Overview
Today’s feed split across two tracks. On the tech side, we saw concrete paths to stronger AI reasoning and a wobble at Apple’s silicon helm. On policy and money, “Trump Accounts” drew fresh attention from Capitol Hill and a high-profile gift, while a watchdog claimed new savings on federal contracts. Around that, human stories cut through, from craft and pressure in acting to ethics in fundraising and a call for peace.
The big picture
Turning weak LLMs into maths-and-reasoning models
Akshay breaks down how to take a base model that struggles with maths and teach it to reason using GRPO, a 2025 reinforcement learning method that skips manual labelling. It scores outputs with deterministic checks, like exact answer matching, and updates policy by comparing sampled groups rather than using a value network. The tutorial uses Qwen2.5-3B with Unsloth and TRL on datasets such as Open R1 Math, showing sharp gains, including step-by-step solutions and 90%+ accuracy on verifiable problems.
A 424-page playbook for agentic systems
Aadit highlights Antonio Gulli’s free “Agentic Design Patterns” - a code-backed guide to prompts, routing, memory, MCP, multi-agent coordination, guardrails, reasoning, and planning. It reads like a practical course for engineers, with proceeds going to Save the Children.
Apple’s chip boss weighs exit
Mark Gurman reports Johny Srouji has told Tim Cook he is considering leaving Apple. Srouji drove Apple’s silicon push from iPhones to the M-series for Macs, a pillar of its performance edge since moving away from Intel. Apple is said to be offering a rich retention package and a possible CTO role.
“Trump Accounts” move from pitch to cheques
unusual_whales shares Ted Cruz’s case for newborn “Trump Accounts”, seeded with $1,000 and open to $5,000 in yearly contributions with S&P 500 exposure. The back-of-the-envelope maths to about $170,000 by age 18 at 7% checks out, though replies question how many families and employers can fund that level of saving.
Michael Dell adds fuel with a $6.25 billion pledge to put $250 into 25 million children’s Invest America accounts in zip codes under a $150,000 median income. The aim is to boost wealth-building for education, homes, and small business.
Government waste watch: 43 contracts cut
@DOGE says agencies terminated or trimmed 43 contracts over five days, with a $3.5 billion ceiling value and claimed savings of $222 million. The examples include a $4.3 million Treasury “strategic narrative” effort and a $29 million Commerce management support deal.
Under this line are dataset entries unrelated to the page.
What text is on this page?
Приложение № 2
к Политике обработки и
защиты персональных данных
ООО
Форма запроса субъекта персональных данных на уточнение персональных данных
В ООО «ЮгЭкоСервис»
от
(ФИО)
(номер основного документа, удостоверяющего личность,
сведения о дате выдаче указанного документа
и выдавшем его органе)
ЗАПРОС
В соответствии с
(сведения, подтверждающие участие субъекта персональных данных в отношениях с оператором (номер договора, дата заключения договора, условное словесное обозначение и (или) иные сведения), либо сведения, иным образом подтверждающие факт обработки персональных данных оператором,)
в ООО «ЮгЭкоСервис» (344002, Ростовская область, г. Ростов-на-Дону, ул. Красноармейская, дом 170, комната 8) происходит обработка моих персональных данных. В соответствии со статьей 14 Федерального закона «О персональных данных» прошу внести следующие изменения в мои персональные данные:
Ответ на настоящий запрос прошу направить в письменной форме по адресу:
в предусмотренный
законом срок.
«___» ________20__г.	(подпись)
The account continues weekly updates despite reports of disbandment.
Craft, care, and conscience
Emir Han shares Margot Robbie’s account of losing herself in I, Tonya, including a moment she believed she had a broken hand while filming. It shows the mental and physical strain behind a widely praised performance.
MrBanks posts a reminder to build a life that does not rely on applause, echoing research that ties intrinsic motivation to higher life satisfaction.
Sir Dickson thanks donors after raising over ₦30m for a cancer patient, then pauses disbursement when the patient declines a blood transfusion on religious grounds. Replies debate donor intent, patient autonomy, and how to honour both.
Pope Leo XIV urges people to build peace from the heart, renouncing pride and weaponised words, a theme rooted in Catholic social teaching and pitched against present conflicts.
Why it matters
AI that can check its own work changes the curve
GRPO’s use of clear reward signals and group comparisons points to a cheaper way to train reasoning without armies of annotators. That lowers the bar for teams to lift base models in maths and logic, and the resource on agentic patterns helps engineers build safer, more capable systems around them.
Apple’s talent question is strategic, not just personal
Srouji’s possible exit would hit the unit that underpins Apple’s performance gains and battery life. Retention or replacement will tell us how Apple balances hardware leadership with the push into on-device and cloud AI.
Wealth policy meets real household budgets
Compound returns are powerful, but they demand contributions that many families cannot make. Dell’s pledge could widen access, yet the long-term success of “Trump Accounts” will hinge on participation rates, employer uptake, fee levels, and protections across market cycles.
Cutting “fuzzy” contracts is the easy part
Axing vague projects saves money now, but the harder work is building procurement that funds clear outcomes, measures impact, and avoids bloat returning under new names. Transparency and follow-up audits will decide whether savings stick.
Values under pressure
From an actor’s immersion to a fundraiser navigating faith and consent, and a papal note on language and peace, today’s posts point to the same thing, what we choose under stress reveals what we prize. That shapes culture as much as policy does.